The Turbolinux operating system, a variety of GNU/Linux free/open source software, has been chosen as the in-house server software for the front-end banking operations of China's largest bank, replacing SCO Unix. The Industrial and Commercial Bank of China (ICBC) announced the migration on Thursday, April 28.

The announcement is significant in terms of the sheer size of the bank. "This is the biggest Linux implementation in China," said General Manager Claude Zhou of Turbolinux China. The ICBC serves more than 108 million customers and manages their combined assets of US$640 billion (5.3 trillion renminbi). Its 390,000 employees are scattered across 20,000 branch offices throughout China. The planned deployment will be undertaken in steps and is estimated to take three years.

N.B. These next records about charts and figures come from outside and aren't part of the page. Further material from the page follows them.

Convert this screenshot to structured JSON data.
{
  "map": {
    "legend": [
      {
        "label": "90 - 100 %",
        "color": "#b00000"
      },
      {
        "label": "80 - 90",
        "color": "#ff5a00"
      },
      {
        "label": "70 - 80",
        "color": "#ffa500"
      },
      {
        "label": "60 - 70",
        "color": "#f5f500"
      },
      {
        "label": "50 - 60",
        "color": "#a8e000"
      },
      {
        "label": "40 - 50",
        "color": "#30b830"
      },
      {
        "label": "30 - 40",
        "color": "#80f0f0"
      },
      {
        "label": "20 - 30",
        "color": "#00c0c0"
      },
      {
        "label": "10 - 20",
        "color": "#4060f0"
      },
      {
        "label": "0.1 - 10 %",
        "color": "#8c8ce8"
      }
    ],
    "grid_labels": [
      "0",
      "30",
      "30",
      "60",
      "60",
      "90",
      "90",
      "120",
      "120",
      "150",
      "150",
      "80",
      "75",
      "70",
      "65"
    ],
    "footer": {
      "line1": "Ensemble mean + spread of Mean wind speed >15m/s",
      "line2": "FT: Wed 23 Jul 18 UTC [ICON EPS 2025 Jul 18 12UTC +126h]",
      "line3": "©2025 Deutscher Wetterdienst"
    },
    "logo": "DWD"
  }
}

Tux, the serene Linux mascot Source: Larry Ewing (lewing@isc.tamu.edu) using The GIMP

Zhou described the reasons for the planned migration as the stability and security of Linux. Nielse Jiang, an analyst at IDC, also attributed the switch to insufficient support by the SCO Group. "In China, SCO Unix offers very weak support for customers; they have so few employees," Jiang said.

ICBC selected Turbolinux over its various competitors, including Microsoft Corporation, in part because of its need to maintain its custom-written Unix-based software. The increasing scalability and stability of Linux also were factors in the decision.

Turbolinux has been China's number one source of Linux for the past 4 years. In 2004, Turbolinux held 62.0% of the Chinese server market, and also had 24.9% desktop market share, a much larger portion of desktop share than GNU/Linux holds in the United States.

Turbolinux is an Asian-Pacific distribution of Linux with its corporate headquarters located in Tokyo, Japan, and offices in China and the United States. Turbolinux claims that its "Turbolinux 7 Server was the first-ever to conform to Internationalization standards to help simplify development of applications that require multiple language support — a critical requirement for software distributed globally," and supports the use of its software in the Japanese and Chinese languages.

Turbolinux was also used as the operating system of choice for China's recent supercomputer, the Dawning 4000A. With its unveiling on November 15, 2004, China became the third country, after the U.S. and Japan, to surpass the 10 teraflops level of performance in a single machine. The computer, located in Shanghai Supercomputing Center, contains 2,560 64-bit Opteron processors from AMD, each running at 2.2 GHz, and at its introduction was the 10th fastest computer in the world.

Turbolinux is being spread throughout China, both throughout government and the business sector, in key areas such as transportation and telecommunications. In December 2004, ZTE Corporation, the largest telecommunications manufacturer in China, partnered with Hewlett-Packard and Turbolinux to bring the benefits of GNU/Linux software to that industry.

The other three largest banks in China have either already announced plans for major migrations to GNU/Linux servers running various distributions, or are expected to do so later this year.